There can be n runners running on the same server wb31.
But there is only one service coordinating the n runners.
For an examplary runner configuration see configfile-snippet below.
The Runner is a Docker container, and it can start other Docker containers during build and test phases.

Second runner host

There are runners (v15.9) on a second host wb33 (knb-PC), in charge of building VirtualBox instances. The second runner is similarly configured as the first runner illustrated graphically above.

Runner configuration (ICDP internal)

Development Host wb31

Runner configuration snippet

This runner (v16) is one of several used by icdp-osg, and is configured in the file /etc/gitlab-runner/config.toml on wb31:

[[runners]]
  name = "wb31-mdis-docker"
  url = "https://git.gfz.de/"
  id = 1168
  token = "xyz123xxxxxxxxxxxxxxxxxxxxxx"
  token_obtained_at = 2023-03-06T18:09:02Z
  token_expires_at = 0001-01-01T00:00:00Z
  executor = "docker"
  [runners.docker]
    tls_verify = false
    image = "docker:24"
    privileged = true
    disable_entrypoint_overwrite = false
    oom_kill_disable = false
    disable_cache = false
    volumes = ["/cache", "/certs/client", "/var/www/dis/15-foundation:/builds/icdp-osg/mdis:rw"]
    pull_policy = ["if-not-present"]
    shm_size = 0

These settings will be optimized for actively refining the build-pipeline, in particular, adding new tests.
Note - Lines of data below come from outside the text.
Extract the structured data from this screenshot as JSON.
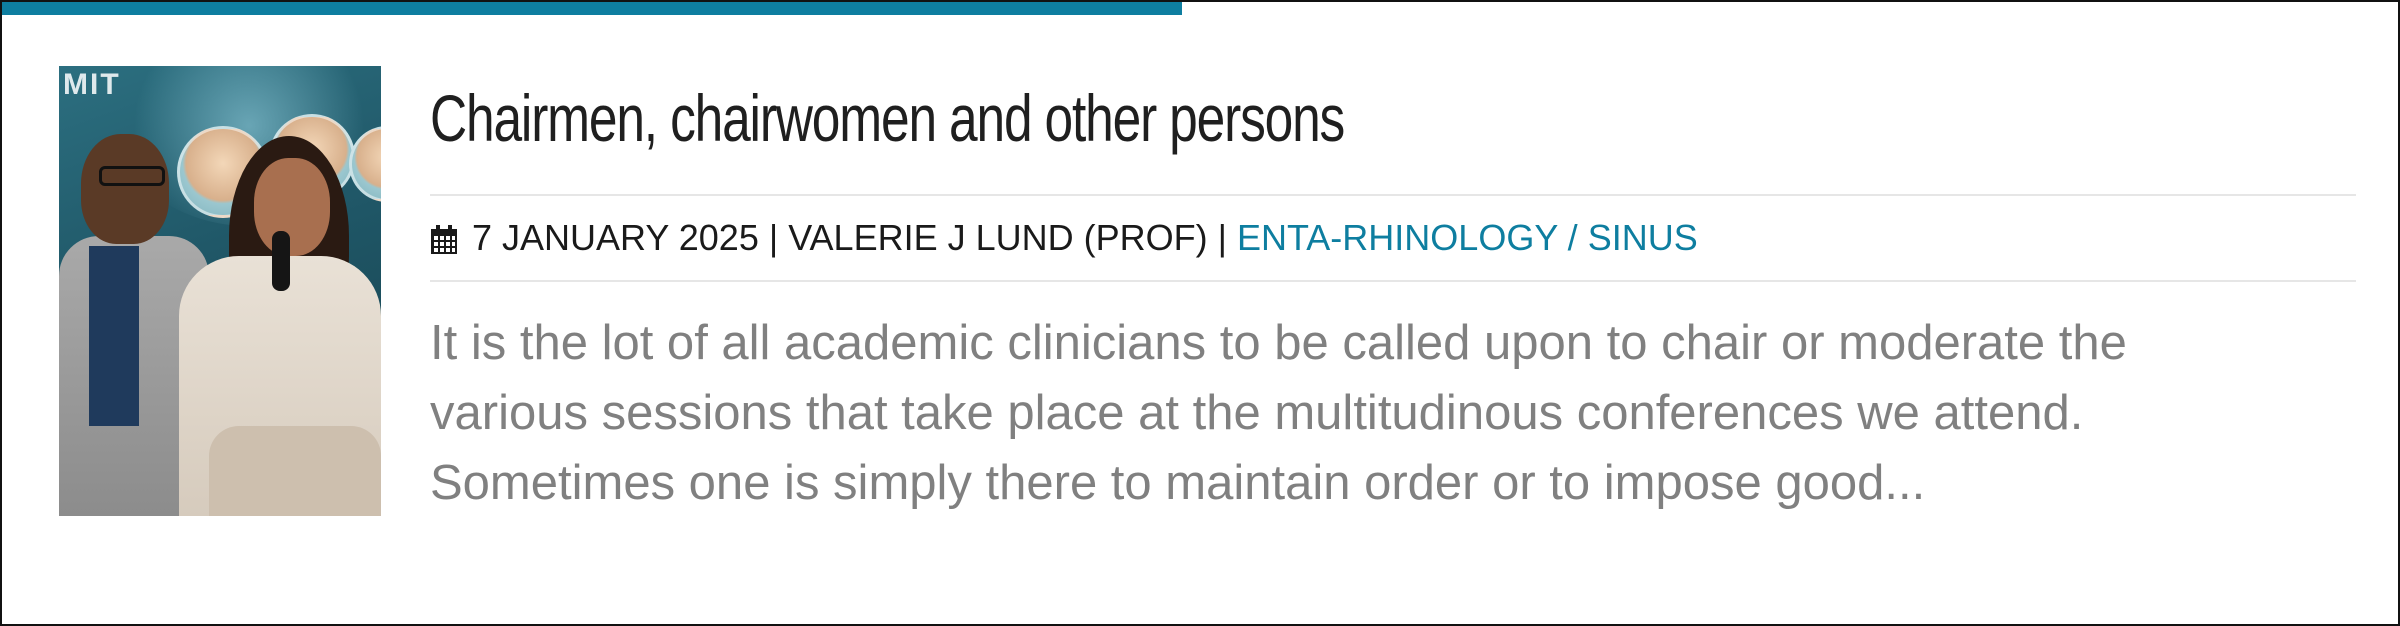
{
  "article": {
    "title": "Chairmen, chairwomen and other persons",
    "date": "7 JANUARY 2025",
    "author": "VALERIE J LUND (PROF)",
    "separator": "|",
    "category": "ENTA-RHINOLOGY / SINUS",
    "excerpt_lines": [
      "It is the lot of all academic clinicians to be called upon to chair or moderate the",
      "various sessions that take place at the multitudinous conferences we attend.",
      "Sometimes one is simply there to maintain order or to impose good..."
    ],
    "thumbnail": {
      "stage_text": "MIT"
    }
  },
  "icons": {
    "date": "calendar-icon"
  },
  "colors": {
    "accent": "#0e7ea0",
    "title": "#1f1f1f",
    "meta": "#1a1a1a",
    "excerpt": "#808080",
    "border": "#111111"
  }
}
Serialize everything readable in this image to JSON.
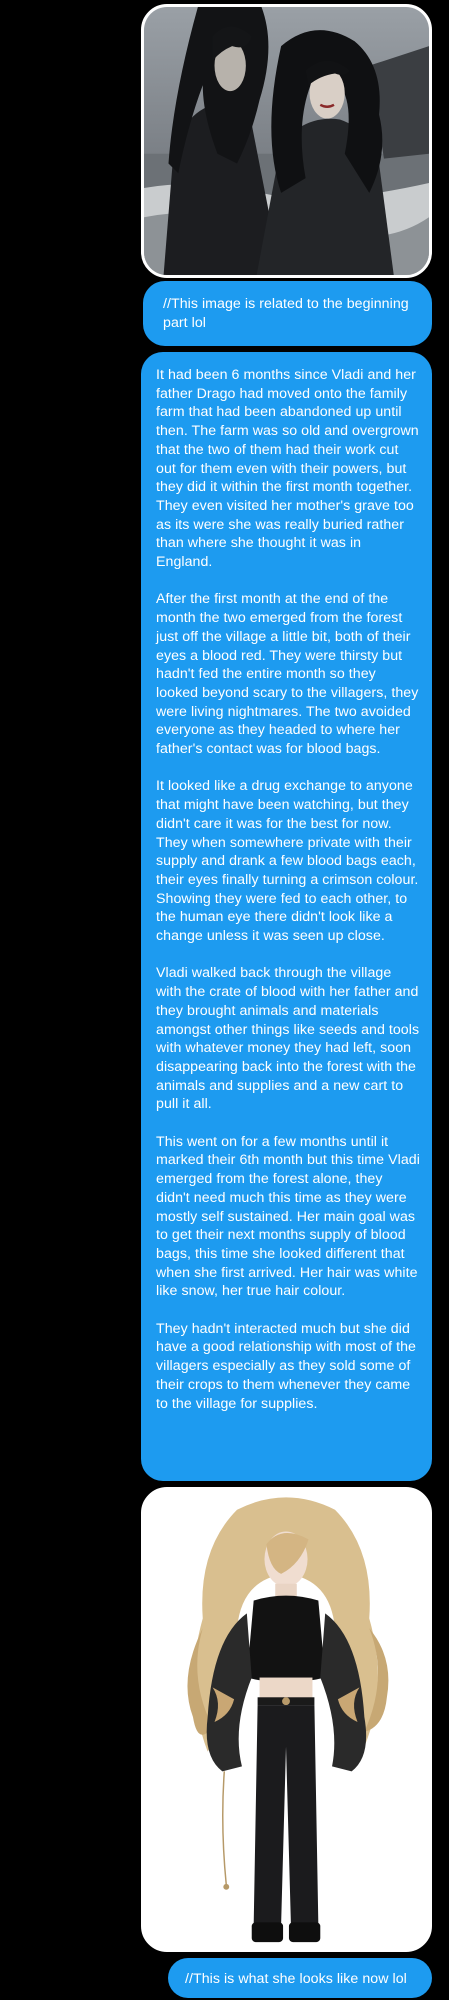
{
  "messages": {
    "image_1": {
      "alt": "Two dark-haired figures on a beach",
      "icon": "photo-attachment"
    },
    "caption_1": "//This image is related to the beginning part lol",
    "story_paragraphs": [
      "It had been 6 months since Vladi and her father Drago had moved onto the family farm that had been abandoned up until then. The farm was so old and overgrown that the two of them had their work cut out for them even with their powers, but they did it within the first month together. They even visited her mother's grave too as its were she was really buried rather than where she thought it was in England.",
      "After the first month at the end of the month the two emerged from the forest just off the village a little bit, both of their eyes a blood red. They were thirsty but hadn't fed the entire month so they looked beyond scary to the villagers, they were living nightmares. The two avoided everyone as they headed to where her father's contact was for blood bags.",
      "It looked like a drug exchange to anyone that might have been watching, but they didn't care it was for the best for now. They when somewhere private with their supply and drank a few blood bags each, their eyes finally turning a crimson colour. Showing they were fed to each other, to the human eye there didn't look like a change unless it was seen up close.",
      "Vladi walked back through the village with the crate of blood with her father and they brought animals and materials amongst other things like seeds and tools with whatever money they had left, soon disappearing back into the forest with the animals and supplies and a new cart to pull it all.",
      "This went on for a few months until it marked their 6th month but this time Vladi emerged from the forest alone, they didn't need much this time as they were mostly self sustained. Her main goal was to get their next months supply of blood bags, this time she looked different that when she first arrived. Her hair was white like snow, her true hair colour.",
      "They hadn't interacted much but she did have a good relationship with most of the villagers especially as they sold some of their crops to them whenever they came to the village for supplies."
    ],
    "image_2": {
      "alt": "Woman with long wavy blonde hair in black outfit",
      "icon": "photo-attachment"
    },
    "caption_2": "//This is what she looks like now lol"
  },
  "colors": {
    "background": "#000000",
    "bubble": "#1d9bf0",
    "bubble_text": "#ffffff"
  }
}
This will work best if the test artifacts (textfiles with test results) are not deleted immediately after the test run, but are kept in a persistent Docker volume.

This is achieved by mounting the /builds/icdp-osg/mdis directory of the container to the host's /var/www/dis directory. This directory is also used by the webserver, so the test artifacts are also available via the webserver.

Development Host wb33 (icdp-osg knb office PC)

ShellExecutor, VirtualBox Builds. Runner configurations not shown here, coming soon.

Runner Tips and Tricks

The Build Pipeline is a complex system, and it is not always clear how everything works. Here are some tips and tricks to help you understand what is going on.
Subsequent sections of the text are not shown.